L’électricité est dans la nature
Mais revenons à notre électricité statique, présente chez les papillons, comme on vient de le découvrir, mais aussi chez des abeilles et des bourdons. Et là encore, la nature est bien faite. « Une fois que l’insecte vient butiner, ça dépolarise la fleur, poursuit le fondateur du magazine en ligne Passion Entomologie. Ce qui fait que l’insecte qui arrive après se dit : tiens, cette fleur n’est pas chargée d’électricité statique, donc c’est que quelqu’un est passé il y a peu de temps, donc je m’en vais. Ça évite aussi à l’insecte de butiner deux fois la même fleur. »
Le phénomène de l’électricité statique a des applications souvent méconnues parmi la biodiversité.
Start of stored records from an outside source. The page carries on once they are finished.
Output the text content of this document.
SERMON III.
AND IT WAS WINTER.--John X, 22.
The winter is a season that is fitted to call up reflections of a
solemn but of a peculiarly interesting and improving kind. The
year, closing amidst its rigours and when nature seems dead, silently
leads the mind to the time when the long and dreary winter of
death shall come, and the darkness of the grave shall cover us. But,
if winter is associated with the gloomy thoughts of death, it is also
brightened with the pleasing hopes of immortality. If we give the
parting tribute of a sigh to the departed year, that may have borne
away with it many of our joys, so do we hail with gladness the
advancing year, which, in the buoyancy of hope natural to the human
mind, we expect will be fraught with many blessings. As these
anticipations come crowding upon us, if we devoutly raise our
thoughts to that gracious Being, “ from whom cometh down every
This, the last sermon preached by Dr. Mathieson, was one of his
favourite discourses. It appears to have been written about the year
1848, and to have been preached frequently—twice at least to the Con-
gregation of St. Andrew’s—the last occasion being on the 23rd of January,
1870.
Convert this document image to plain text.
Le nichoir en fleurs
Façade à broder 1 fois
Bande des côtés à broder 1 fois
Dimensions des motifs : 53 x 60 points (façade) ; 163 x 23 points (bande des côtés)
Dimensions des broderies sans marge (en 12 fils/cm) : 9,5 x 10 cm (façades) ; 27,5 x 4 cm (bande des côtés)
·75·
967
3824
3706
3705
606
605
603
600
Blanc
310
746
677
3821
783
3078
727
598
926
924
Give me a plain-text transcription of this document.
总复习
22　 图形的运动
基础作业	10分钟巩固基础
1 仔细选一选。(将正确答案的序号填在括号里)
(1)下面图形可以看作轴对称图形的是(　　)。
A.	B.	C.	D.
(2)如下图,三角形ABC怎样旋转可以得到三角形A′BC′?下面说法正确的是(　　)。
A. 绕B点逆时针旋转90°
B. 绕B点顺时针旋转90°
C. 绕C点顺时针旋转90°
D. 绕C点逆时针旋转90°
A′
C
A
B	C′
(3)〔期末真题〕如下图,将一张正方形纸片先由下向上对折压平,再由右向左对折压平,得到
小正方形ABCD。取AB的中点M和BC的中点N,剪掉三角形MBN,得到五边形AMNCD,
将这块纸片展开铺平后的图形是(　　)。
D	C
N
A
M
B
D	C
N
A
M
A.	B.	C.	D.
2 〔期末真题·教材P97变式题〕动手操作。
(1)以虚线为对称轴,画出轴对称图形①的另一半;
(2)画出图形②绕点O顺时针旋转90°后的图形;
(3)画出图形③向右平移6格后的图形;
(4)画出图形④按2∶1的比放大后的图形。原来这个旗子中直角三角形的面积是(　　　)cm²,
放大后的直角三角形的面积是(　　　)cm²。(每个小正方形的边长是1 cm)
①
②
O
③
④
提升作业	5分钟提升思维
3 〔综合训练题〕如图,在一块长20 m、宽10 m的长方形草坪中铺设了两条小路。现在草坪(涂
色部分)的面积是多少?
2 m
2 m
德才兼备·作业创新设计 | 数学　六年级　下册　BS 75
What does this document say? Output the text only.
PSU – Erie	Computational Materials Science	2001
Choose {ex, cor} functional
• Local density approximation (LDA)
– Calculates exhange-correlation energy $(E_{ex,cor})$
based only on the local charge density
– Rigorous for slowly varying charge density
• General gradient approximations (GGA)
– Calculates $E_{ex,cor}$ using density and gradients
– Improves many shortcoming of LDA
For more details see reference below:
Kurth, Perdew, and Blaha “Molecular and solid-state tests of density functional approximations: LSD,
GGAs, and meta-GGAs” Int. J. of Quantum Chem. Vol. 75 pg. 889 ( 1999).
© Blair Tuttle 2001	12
Une chenille, par exemple, peut détecter la charge positive d’une guêpe, pour s’en protéger. « La chenille est capable de savoir si une guêpe est en approche et déclencher un comportement de défense, décrit Benoît Gilles. En fait, la capacité des insectes à utiliser l’électrostatique a l’air d’être beaucoup plus large et courant que ce qu’on pouvait croire. » La nature est électrique.
La question de la semaine
«Le pollen, c’est comme les spermatozoïdes?»
Ça y ressemble : comme un spermatozoïde se dépose sur l’ovule d’une humaine par exemple, le pollen féconde les étamines d’une fleur. Un grain de pollen a à peu près la même taille qu’un spermatozoïde, microscopique, une cinquantaine de microns pour les plus gros. Mais ce sont les plus petits pollens qui provoquent des allergies. On peut pourtant consommer du pollen dans les régimes alimentaires, parce qu’il est plein de vitamines et de protéines. Comme les spermatozoïdes.